The three-member Oregon Public Utility Commission (PUC) received accountings indicating Portland General Electric (PGE) and Spokane, WA-based Avista Utilities may have to refund monies to customers to cover over-collections for estimated taxes this year. The other utilities, PacifiCorp and Northwest Natural Gas Co., may need to collect more from customers to cover their tax burdens for the year.
Noting that the PUC has 180 days to review the utility filings, Chairman Lee Beyer said the regulator’s job is “to make sure the filings are accurate and that customers are treated fairly.” Depending on the outcome of the review, customers will see either a rate credit or rate surcharges, effective June 1 next year, Beyer said.
A state law passed two years ago (SB 408) was designed to ensure that the amount collected for taxes in customer retail rates matches the amounts paid by the utilities to various federal, state and local taxing authorities.
The PUC filing showed PGE customers may receive up to $37 million in refunds for over-collections, and Avista may give back $1.1 million related to the rates it charged for estimated taxes paid on its natural gas distribution operations in Oregon. In contrast, PacifiCorp customers may have to pay an additional $38 million to cover taxes paid by the utility, and Northwest Natural customers may pay an additional $1.694 million.
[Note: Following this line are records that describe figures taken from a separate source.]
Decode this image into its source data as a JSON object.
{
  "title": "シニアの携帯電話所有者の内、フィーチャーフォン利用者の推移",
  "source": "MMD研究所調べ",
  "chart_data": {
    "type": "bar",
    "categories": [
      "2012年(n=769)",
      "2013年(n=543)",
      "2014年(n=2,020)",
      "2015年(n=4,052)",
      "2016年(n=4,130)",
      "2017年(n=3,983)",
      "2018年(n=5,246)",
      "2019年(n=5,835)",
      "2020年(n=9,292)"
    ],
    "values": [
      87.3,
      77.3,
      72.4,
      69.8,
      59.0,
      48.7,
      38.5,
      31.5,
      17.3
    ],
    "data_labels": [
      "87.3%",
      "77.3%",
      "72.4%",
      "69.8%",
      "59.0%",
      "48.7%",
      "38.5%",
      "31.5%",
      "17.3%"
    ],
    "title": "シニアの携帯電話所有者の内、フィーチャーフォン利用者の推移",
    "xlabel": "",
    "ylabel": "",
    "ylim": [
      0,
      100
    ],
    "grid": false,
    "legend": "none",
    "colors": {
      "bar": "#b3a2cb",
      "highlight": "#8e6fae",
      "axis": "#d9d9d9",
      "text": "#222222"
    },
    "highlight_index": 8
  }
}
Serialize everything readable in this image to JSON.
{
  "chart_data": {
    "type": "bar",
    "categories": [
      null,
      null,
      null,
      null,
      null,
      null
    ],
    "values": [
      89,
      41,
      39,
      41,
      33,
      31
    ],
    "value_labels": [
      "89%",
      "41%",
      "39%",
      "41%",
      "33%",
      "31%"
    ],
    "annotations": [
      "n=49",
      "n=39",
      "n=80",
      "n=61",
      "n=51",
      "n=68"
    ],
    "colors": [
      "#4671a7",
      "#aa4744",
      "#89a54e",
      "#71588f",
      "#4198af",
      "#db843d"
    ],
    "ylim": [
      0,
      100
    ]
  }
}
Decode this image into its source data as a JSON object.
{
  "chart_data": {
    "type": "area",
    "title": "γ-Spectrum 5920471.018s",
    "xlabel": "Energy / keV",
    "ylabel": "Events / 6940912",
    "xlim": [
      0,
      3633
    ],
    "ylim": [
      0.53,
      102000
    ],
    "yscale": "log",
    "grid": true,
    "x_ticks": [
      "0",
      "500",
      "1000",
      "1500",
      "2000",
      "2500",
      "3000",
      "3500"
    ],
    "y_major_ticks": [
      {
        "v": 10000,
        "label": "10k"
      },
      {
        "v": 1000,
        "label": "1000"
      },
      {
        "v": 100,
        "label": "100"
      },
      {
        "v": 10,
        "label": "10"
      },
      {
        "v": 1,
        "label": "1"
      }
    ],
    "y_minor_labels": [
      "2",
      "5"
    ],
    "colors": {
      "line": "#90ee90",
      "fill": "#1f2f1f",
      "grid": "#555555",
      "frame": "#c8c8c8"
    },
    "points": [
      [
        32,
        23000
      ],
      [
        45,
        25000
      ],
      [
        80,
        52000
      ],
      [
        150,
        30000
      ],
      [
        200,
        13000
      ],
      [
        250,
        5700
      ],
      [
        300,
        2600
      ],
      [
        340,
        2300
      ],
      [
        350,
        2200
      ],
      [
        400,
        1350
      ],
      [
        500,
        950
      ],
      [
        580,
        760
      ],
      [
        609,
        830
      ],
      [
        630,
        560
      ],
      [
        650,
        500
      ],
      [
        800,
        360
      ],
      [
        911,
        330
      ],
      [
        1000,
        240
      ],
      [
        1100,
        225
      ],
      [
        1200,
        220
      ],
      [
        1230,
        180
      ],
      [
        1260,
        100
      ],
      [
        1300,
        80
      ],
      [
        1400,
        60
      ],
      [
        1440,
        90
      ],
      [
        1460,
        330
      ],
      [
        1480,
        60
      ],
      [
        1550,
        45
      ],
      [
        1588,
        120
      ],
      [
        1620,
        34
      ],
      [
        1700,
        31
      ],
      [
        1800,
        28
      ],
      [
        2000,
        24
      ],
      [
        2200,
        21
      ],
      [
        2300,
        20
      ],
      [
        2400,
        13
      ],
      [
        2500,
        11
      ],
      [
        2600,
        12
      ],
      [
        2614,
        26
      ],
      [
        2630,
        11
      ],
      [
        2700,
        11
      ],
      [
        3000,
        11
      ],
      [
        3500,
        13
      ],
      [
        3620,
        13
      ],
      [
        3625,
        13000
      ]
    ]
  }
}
Earlier this month, PacifiCorp said it was refunding another $2.2 million to cover overcollection of an Oregon county’s business income tax between 1999 and 2005. The money was collected from ratepayers but never paid to the government. About 72,000 customers in Multnomah County are eligible to receive refunds averaging about $2.50.
That action — separate from the PUC filings — comes as a result of a settlement PacifiCorp reached with a local utility tax reform group headed by consumer advocate Dan Meek. The 2005 passage of SB 408 was supposed to take care of the issue of utilities truing up the amounts of taxes paid with monies collected in rates, but ensuing challenges by both utilities and Meek’s Utility Reform Project (URP) have continued to stir up the issue.
The PUC said the legislature passed SB 408 out of “frustrations arising from Enron Corp.’s ownership of PGE” at the time, resulting in the regulators setting rates based on the assumption that the utility would pay taxes to units of government. However, in actuality, Enron’s losses in other lines of business offsetting its overall tax liability meant that almost none of the assumed taxes collected from PGE customers were ever paid to local taxing authorities by Enron.
The Oregon utilities must file annual tax reports to determine the difference between the amounts collected in rates to pay taxes and the actual taxes paid. The law only applies to utilities with more than 50,000 customers.